Colonoscopic surveillance - a cost-effective method to prevent hereditary and familial colorectal cancer.

OBJECTIVE: Approximately 20-30% of all colorectal cancer (CRC) cases may have a familial contribution. The family history of CRC can be prominent (e.g., hereditary colorectal cancer (HCRC)) or more moderate (e.g., familial colorectal cancer (FCRC)). For family members at risk, colonoscopic surveillance is a well-established method to prevent both HCRC and FCRC, although the evidence for the exact procedures of the surveillance is limited. Surveillance can come at a high price if individuals are frequently examined, as this may result in unnecessary colonoscopies in relation to actual risk for CRC. This study analyses the cost-effectiveness of a surveillance programme implemented in the Northern Sweden Health Care Region. METHODS: The study includes 259 individuals prospectively recorded in the colonoscopic surveillance programme registry at the Cancer Prevention Clinic, Umeå University Hospital. We performed a cost-utility analysis with a contrafactual design: we compared observed costs and loss of quality-adjusted life years (QALYs) due to CRC with the surveillance programme to an expected outcome without surveillance. The main measure was the incremental cost-effectiveness ratio (ICER) between surveillance and non-surveillance. Scenario analysis was used to explore uncertainty. RESULTS: The ICER between surveillance and non-surveillance in the base model was 3596€/QALY. The ICER varied from -4620€ in the best-case scenario to 33,779€ in the worst-case scenario. CONCLUSION: Colonoscopic surveillance is a very cost-effective method to prevent HCRC and FCRC compared to current thresholds for cost-effectiveness and other cancer preventive interventions.

Decentralized colonoscopic surveillance with high patient compliance prevents hereditary and familial colorectal cancer.

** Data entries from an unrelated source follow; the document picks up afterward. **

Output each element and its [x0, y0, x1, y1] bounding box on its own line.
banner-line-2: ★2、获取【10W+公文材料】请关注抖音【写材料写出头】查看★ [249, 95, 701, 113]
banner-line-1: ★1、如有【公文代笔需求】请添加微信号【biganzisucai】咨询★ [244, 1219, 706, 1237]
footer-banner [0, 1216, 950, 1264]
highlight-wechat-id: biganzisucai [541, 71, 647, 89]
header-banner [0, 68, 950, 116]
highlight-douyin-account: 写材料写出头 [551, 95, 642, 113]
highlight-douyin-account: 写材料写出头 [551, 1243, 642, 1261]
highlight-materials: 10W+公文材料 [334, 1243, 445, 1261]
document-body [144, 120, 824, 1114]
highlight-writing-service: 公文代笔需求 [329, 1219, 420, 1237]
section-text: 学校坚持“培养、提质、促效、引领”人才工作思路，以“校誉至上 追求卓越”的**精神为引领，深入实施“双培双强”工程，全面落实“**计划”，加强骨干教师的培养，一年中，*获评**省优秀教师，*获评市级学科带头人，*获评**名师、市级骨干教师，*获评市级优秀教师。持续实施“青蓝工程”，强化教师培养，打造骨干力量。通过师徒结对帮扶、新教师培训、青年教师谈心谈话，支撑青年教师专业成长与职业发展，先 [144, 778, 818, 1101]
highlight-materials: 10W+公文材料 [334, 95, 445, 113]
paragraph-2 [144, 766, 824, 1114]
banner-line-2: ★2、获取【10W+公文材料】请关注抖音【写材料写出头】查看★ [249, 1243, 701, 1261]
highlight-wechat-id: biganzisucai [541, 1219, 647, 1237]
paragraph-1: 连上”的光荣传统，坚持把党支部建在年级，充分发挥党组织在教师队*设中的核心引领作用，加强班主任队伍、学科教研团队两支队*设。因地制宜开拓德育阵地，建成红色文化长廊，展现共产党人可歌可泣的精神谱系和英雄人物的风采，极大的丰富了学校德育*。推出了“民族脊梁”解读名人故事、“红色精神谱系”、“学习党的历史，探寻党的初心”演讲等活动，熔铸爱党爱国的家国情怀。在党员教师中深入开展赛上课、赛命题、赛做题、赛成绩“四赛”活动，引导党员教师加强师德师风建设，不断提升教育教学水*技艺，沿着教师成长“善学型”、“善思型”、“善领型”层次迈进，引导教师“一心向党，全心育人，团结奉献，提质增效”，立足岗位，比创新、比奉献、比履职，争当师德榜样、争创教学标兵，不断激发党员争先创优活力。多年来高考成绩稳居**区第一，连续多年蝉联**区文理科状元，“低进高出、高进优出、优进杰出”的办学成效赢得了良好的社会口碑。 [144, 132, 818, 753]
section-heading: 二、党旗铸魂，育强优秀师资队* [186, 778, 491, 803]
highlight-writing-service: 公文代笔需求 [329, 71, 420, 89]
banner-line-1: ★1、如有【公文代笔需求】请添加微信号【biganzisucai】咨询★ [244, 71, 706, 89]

Although colonoscopic surveillance is recommended both for individuals with known hereditary colorectal cancer (HCRC) syndromes and those with a more moderate familial colorectal cancer (FCRC) history, the evidence for the benefits of surveillance is limited and surveillance practices vary. This study evaluates the preventive effect for individuals with a family history of CRC of decentralized colonoscopic surveillance with the guidance of a cancer prevention clinic. We performed a population based prospective study of 261 patients with HCRC or FCRC, recorded in the colonoscopic surveillance registry at the Cancer genetics clinic, University Hospital of Umeå, Sweden. Colonoscopic surveillance was conducted every second (HCRC) or fifth (FCRC) year at local hospitals in Northern Sweden. Main outcome measures were findings of high-risk adenomas (HRA) or CRC, and patient compliance to surveillance. Estimations of the expected numbers of CRC without surveillance were made. During a total of 1256 person years of follow-up, one case of CRC was found. The expected numbers of cancers in the absence of surveillance was between 9.5 and 10.5, resulting in a standardized incidence ratio, observed versus expected cases of CRC, between 0.10 (CI 95 % 0.0012-0.5299) and 0.11 (CI 95 % 0.0014-0.5857). No CRC mortality was reported, but three patients needed surgical intervention. HRA were found in 5.9 % (14/237) of the initial and in 3.4 % (12/356) of the follow-up colonoscopies. Patient compliance to the surveillance program was 90 % as 597 of the planned 662 colonoscopies were performed. The study concludes that colonoscopic surveillance with high patient compliance to the program is effective in preventing CRC when using a decentralized method for colonoscopy surveillance with the guidance of a cancer prevention clinic.